Now to this months reflection.

Moving to Wiltshire I’ve moved to a county whose county city has appeared, either explicitly or in a more hidden way, in a lot of literature over the years. Salisbury is the setting for William Golding’s “The Spire”, Edward Rutherford’s “Sarum”, Cornelia Funke’s “Ghost Night” and Thomas Hardy’s “Jude the Obscure” all of which I have yet to read. Also Trollope’s “Barchester Chronicles” and Susan Howatch’s “Starbridge” novels are very obviously really Salisbury; I have read these.

At the moment I am listening to the audio books of Ken Follett’s “Kingsbridge” novels, the first of which was published in 1989 and the third of which is due to be publishes just a few days after I am writing this. The “Kingsbridge” novels mention Salisbury and the fictitious village/town/city of Kingsbridge is somewhere near here.
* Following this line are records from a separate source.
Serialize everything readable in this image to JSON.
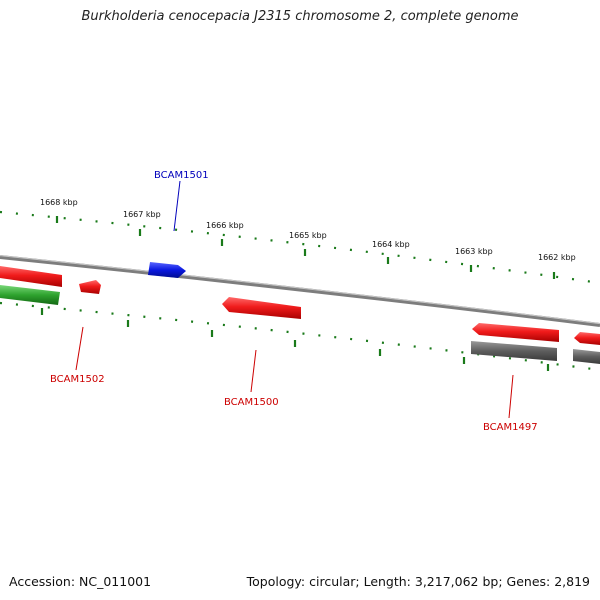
{
  "title": "Burkholderia cenocepacia J2315 chromosome 2, complete genome",
  "ticks": [
    "1668 kbp",
    "1667 kbp",
    "1666 kbp",
    "1665 kbp",
    "1664 kbp",
    "1663 kbp",
    "1662 kbp"
  ],
  "gene_labels": [
    "BCAM1501",
    "BCAM1502",
    "BCAM1500",
    "BCAM1497"
  ],
  "colors": {
    "forward_gene": "#e8141c",
    "reverse_gene_blue": "#0a18e0",
    "gc_skew": "#2ea32e",
    "gray_feature": "#606060",
    "backbone": "#7d7d7d",
    "tick_marks": "#1a7a1a",
    "label_red": "#cc0000",
    "label_blue": "#0000bb"
  },
  "footer": {
    "accession": "Accession: NC_011001",
    "summary": "Topology: circular; Length: 3,217,062 bp; Genes: 2,819"
  }
}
Ken Follett’s “Kingsbridge” novels (well the first two at least) tell the stories of normal people living in abnormal times and one gets an insight into how Church and State influence the lives of those people. Often fiction can enable us to engage with the issues of our time in an acceptable way. The “Kingsbridge” novels raise issues that should be historic and irrelevant to us now but they prod us to examine whether this really is the case.

Susan Howatch’s “Starbridge” novels are set within the 20th century and enable us to reflect on recent history. I remember reading the first of the 6 novels in this series and not thinking much of it. Only in the light of the other 5 novels did I eventually value the first novel.
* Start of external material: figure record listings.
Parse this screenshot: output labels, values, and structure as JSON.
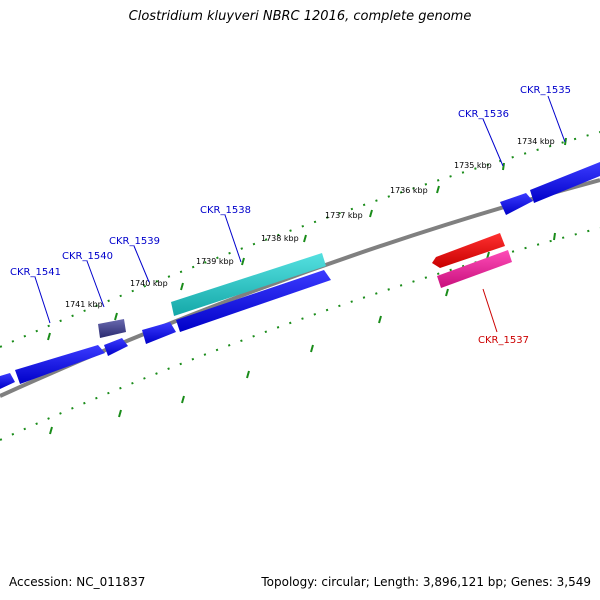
{
  "title": "Clostridium kluyveri NBRC 12016, complete genome",
  "footer": {
    "accession": "Accession: NC_011837",
    "stats": "Topology: circular; Length: 3,896,121 bp; Genes: 3,549"
  },
  "ticks": [
    "1734 kbp",
    "1735 kbp",
    "1736 kbp",
    "1737 kbp",
    "1738 kbp",
    "1739 kbp",
    "1740 kbp",
    "1741 kbp"
  ],
  "genes": [
    {
      "id": "CKR_1535",
      "strand": "forward",
      "color": "#0000ff",
      "label_color": "#0000cc"
    },
    {
      "id": "CKR_1536",
      "strand": "forward",
      "color": "#0000ff",
      "label_color": "#0000cc"
    },
    {
      "id": "CKR_1537",
      "strand": "reverse",
      "color": "#ff0000",
      "label_color": "#cc0000"
    },
    {
      "id": "CKR_1538",
      "strand": "forward",
      "color": "#1fc8c8",
      "label_color": "#0000cc"
    },
    {
      "id": "CKR_1539",
      "strand": "forward",
      "color": "#0000ff",
      "label_color": "#0000cc"
    },
    {
      "id": "CKR_1540",
      "strand": "forward",
      "color": "#3c3c8c",
      "label_color": "#0000cc"
    },
    {
      "id": "CKR_1541",
      "strand": "forward",
      "color": "#0000ff",
      "label_color": "#0000cc"
    }
  ],
  "colors": {
    "backbone": "#808080",
    "ruler_dots": "#1a8c1a",
    "forward_gene": "#0000ff",
    "reverse_gene": "#ff0000",
    "reverse_gene_pink": "#e8209a",
    "cyan_gene": "#1fc8c8",
    "dark_gene": "#3c3c8c"
  }
}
Novelists have often used fictitious settings to criticise aspects of the nation’s life of their day. I suspect that we are living in a period of time that will be seen as a significant point in the life of the Church of England. Over the last few years, I’ve enjoyed reading another series of novels by the author Catherine Fox. Catherine has a deep knowledge of the Church of England, her husband was the last Dean of Liverpool Cathedral and is just about to become the Bishop of Sheffield (not that we should define anyone by their spouse!).

Catherine, like the authors mentioned above, writes about a cathedral city, this time Lindchester. As I’ve read her novels I recognise aspects of Lindchester, it reminds me of Litchfield and Lincoln and perhaps in a way even Leicester! Is the L a clue I wonder perhaps I should add Liverpool to my list of cathedral cities but that’s a city I’ve yet to visit.
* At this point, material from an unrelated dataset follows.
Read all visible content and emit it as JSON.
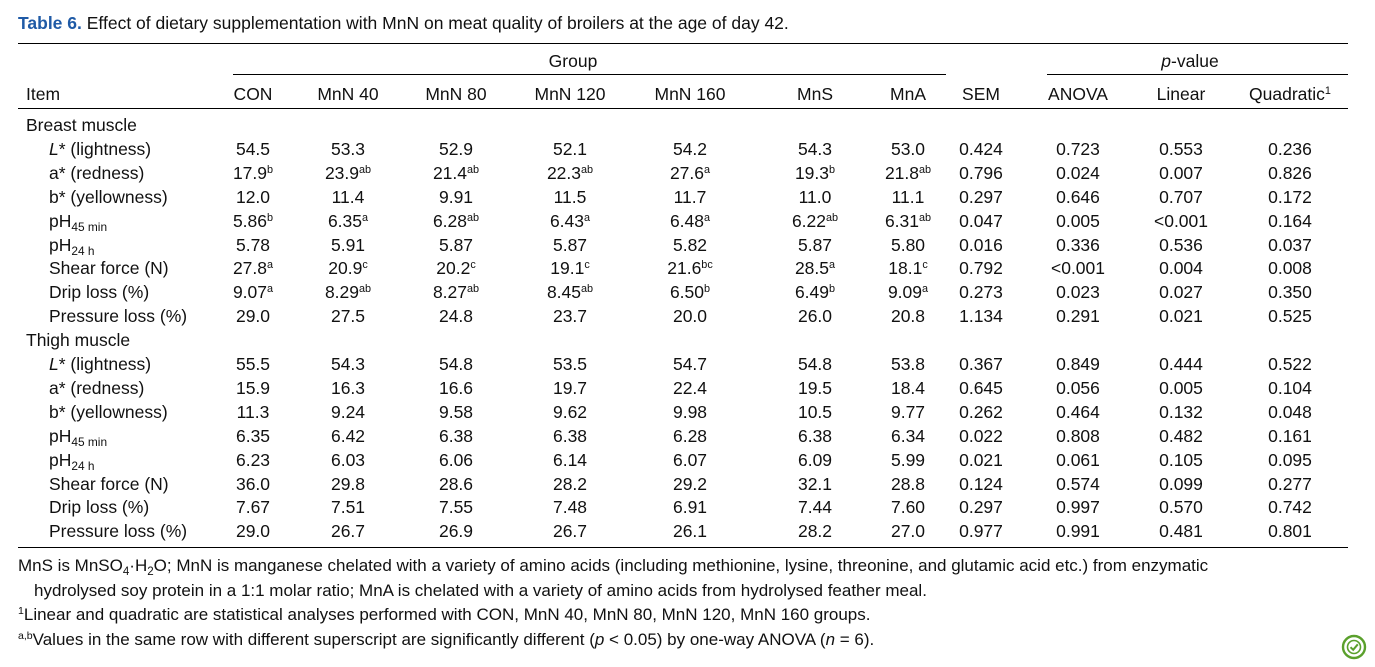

Catherine’s first “Lindchester” novel, “Acts and Omissions” tells the story of Lindchester in 2014 and the sequel, “Unseen Things Above”, is set in 2015. I suspect that it will be no surprise to know that “Realms of Glory”, Catherine’s recently publishes third “Lindchester” novel, is set in 2016. These three novels are very ‘current’ and reflect upon the Church of England as it is now. I’ve really enjoyed them and devoured them after having been introduced to the first novel by a friend who works in Church House Westminster. If you don’t know these novels I can recommend them to you.

I hope you enjoy whatever you’re reading this Autumn.